Ces caractéristiques font des chokepoints des leviers économiques et des cibles stratégiques.
Ormuz sous tension : impact immédiat sur l’énergie
La montée des tensions autour d’Ormuz — partielle fermeture par l’Iran en riposte à des actions perçues comme hostiles — illustre la fragilité des approvisionnements. Conséquences observées : pétroliers immobilisés, flambée des prix de l’énergie, et volatilité des marchés financiers. Exemples précis : immobilisation de navires, hausse des primes d’assurance maritime et variations rapides des cours du Brent. Les réactions politiques incluent critiques publiques et accusations d’« impréparation » face au risque d’un blocage durable.

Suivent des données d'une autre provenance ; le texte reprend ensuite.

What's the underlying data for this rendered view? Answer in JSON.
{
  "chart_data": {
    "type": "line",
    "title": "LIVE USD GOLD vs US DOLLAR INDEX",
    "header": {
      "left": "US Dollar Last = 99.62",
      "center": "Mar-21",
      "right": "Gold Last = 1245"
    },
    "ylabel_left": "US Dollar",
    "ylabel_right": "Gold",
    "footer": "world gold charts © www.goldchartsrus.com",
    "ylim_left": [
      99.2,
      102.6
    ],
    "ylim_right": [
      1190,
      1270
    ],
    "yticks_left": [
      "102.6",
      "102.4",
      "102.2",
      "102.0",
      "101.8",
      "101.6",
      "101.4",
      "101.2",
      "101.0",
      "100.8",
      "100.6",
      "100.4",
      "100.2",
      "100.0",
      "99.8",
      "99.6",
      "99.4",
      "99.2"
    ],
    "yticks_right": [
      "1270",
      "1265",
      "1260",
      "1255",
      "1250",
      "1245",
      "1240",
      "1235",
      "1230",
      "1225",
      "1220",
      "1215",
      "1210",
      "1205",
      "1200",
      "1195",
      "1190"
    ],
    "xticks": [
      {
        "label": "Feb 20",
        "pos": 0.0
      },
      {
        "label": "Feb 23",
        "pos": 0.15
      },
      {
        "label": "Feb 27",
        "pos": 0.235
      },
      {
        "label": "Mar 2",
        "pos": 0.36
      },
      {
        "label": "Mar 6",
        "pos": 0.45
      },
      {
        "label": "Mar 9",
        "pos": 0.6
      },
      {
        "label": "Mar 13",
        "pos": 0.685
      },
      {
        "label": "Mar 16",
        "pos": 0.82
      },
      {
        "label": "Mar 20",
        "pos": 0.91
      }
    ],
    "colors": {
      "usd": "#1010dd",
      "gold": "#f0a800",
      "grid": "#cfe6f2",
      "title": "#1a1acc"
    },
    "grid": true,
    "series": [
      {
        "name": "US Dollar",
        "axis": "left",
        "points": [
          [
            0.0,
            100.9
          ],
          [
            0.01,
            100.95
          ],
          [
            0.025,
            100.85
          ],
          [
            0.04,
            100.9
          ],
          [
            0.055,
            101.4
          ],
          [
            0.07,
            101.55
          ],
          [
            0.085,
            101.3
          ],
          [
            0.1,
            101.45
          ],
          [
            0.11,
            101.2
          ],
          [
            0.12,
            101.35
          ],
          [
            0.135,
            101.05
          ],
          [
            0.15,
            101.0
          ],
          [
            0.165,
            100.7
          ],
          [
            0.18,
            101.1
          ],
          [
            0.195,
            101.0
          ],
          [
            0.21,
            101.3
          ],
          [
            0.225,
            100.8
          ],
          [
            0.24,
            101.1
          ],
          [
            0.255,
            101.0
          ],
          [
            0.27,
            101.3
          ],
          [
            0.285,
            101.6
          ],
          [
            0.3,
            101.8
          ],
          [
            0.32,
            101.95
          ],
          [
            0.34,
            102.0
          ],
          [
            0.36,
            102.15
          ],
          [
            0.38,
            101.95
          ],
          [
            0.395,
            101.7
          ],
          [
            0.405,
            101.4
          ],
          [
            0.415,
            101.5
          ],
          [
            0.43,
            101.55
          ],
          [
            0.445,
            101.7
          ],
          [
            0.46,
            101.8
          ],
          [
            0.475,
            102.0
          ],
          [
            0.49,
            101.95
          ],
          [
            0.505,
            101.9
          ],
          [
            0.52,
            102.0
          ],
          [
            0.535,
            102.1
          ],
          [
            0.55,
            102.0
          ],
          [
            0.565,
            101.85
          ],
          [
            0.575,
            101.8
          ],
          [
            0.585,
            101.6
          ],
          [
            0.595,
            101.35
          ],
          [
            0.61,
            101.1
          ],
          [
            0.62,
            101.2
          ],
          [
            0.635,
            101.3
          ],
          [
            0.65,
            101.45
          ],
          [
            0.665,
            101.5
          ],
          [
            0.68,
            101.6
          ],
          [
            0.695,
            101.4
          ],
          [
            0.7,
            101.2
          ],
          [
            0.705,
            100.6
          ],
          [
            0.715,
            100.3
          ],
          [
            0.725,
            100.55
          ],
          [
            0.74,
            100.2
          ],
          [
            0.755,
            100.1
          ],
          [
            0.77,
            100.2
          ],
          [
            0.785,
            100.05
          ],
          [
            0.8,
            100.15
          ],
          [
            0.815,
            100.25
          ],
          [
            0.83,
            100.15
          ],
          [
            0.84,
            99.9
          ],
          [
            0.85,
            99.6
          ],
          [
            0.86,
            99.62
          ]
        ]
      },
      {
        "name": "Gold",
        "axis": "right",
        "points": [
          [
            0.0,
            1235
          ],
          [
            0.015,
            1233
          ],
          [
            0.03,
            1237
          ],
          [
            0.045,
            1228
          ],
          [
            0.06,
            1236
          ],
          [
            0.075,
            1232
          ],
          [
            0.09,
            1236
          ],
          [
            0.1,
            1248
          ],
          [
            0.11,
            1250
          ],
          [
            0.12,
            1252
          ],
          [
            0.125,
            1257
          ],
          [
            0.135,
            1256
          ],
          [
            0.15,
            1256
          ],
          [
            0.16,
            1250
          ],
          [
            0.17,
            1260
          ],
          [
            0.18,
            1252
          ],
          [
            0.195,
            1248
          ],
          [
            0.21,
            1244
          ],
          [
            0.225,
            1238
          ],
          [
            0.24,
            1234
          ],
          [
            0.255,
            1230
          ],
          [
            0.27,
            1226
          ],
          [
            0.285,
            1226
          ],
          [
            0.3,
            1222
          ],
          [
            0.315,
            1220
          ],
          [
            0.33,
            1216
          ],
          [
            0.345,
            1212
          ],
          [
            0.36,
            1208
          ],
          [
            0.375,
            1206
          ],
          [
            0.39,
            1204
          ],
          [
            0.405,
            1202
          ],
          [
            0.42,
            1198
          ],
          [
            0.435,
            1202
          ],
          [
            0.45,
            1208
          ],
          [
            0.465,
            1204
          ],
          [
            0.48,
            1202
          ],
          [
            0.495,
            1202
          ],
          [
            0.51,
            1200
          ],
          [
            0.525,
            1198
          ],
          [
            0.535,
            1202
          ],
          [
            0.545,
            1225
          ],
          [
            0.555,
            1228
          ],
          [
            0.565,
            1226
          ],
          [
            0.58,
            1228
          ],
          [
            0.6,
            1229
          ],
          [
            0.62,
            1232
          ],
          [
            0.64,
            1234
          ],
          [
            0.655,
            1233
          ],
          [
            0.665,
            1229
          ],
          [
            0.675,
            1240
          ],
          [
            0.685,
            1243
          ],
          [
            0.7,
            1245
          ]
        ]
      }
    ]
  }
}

Escalade militaire et ripostes ciblées
La crise n’est pas seulement économique : elle est aussi militaire et politique. À la suite d’attaques sur des sites sensibles (ex. frappes signalées contre le site de Natanz en Iran), des ripostes ont été dirigées contre des cibles liées à d’autres États (ex. frappes visant des installations liées au programme nucléaire israélien comme Dimona, selon certains rapports). Effets concrets :
- Risque de contagion : attaques ciblant infrastructures énergétiques.
- Militarisation : renforcement des patrouilles et des convois navals autour des passages.
- Pression diplomatique : dénonciations, sanctions et crise de confiance entre puissances.
Ces dynamiques accentuent la probabilité d’incidents maritimes aux conséquences régionales et mondiales.
Bab el‑Mandeb : un second verrou potentiellement décisif
Le détroit de Bab el‑Mandeb, entre le Yémen et la Corne de l’Afrique, relie la mer Rouge au golfe d’Aden et mène directement au canal de Suez — un maillon fondamental pour le commerce Asie‑Europe. La présence des rebelles houthis, soutenus par l’Iran selon de nombreux observateurs, a déjà entraîné des attaques et des perturbations. Exemple marquant : une fermeture simultanée d’Ormuz et de Bab el‑Mandeb ferait basculer les lignes logistiques et multiplierait les coûts : détournements par le cap de Bonne‑Espérance, retards, et hausse des prix.
Autres verrous stratégiques et incidents emblématiques
Au-delà d’Ormuz et de Bab el‑Mandeb, d’autres passages comme le canal de Suez et le détroit de Malacca jouent un rôle déterminant. Le cas du porte‑conteneurs Ever Given en 2021, échoué dans le canal de Suez et paralysant le trafic pendant plusieurs jours, illustre la fragilité du système. Points clés :
- Détroit de Malacca : près de 80 000 navires par an, essentiel pour l’Asie‑Pacifique.
- Canal de Suez : raccourcit fortement les liaisons entre Asie et Europe mais reste exposé aux accidents et aux attaques.
- Modes d’attaque : mines, drones, cyberattaques et accidents techniques peuvent tous provoquer des blocages.
Ces exemples montrent que la dépendance aux passages étroits est structurelle et multidimensionnelle.
Quels leviers pour réduire la vulnérabilité ?
Face à ces risques, une combinaison de mesures politiques, économiques et techniques est nécessaire. Mesures concrètes :
- Diplomatie multilatérale : négociations pour désescalader et garanties de libre‑passage.
- Présence navale coordonnée : patrouilles et convois pour sécuriser les routes sensibles.
- Diversification des routes : utilisation accrue du cap de Bonne‑Espérance, pipelines et corridors terrestres alternatifs.
- Résilience commerciale : constitution de stocks stratégiques, contrats d’approvisionnement diversifiés, meilleure gestion des assurances.
- Investissements : modernisation des ports, amélioration de la surveillance et protection contre les drones et mines.
Exemples d’impact : le détournement de navires vers des routes plus longues augmente les coûts et les délais, tandis que des réserves pétrolières atténuent temporairement les chocs de prix. Ces leviers, combinés, permettent de réduire mais pas d’éliminer la vulnérabilité des chokepoints.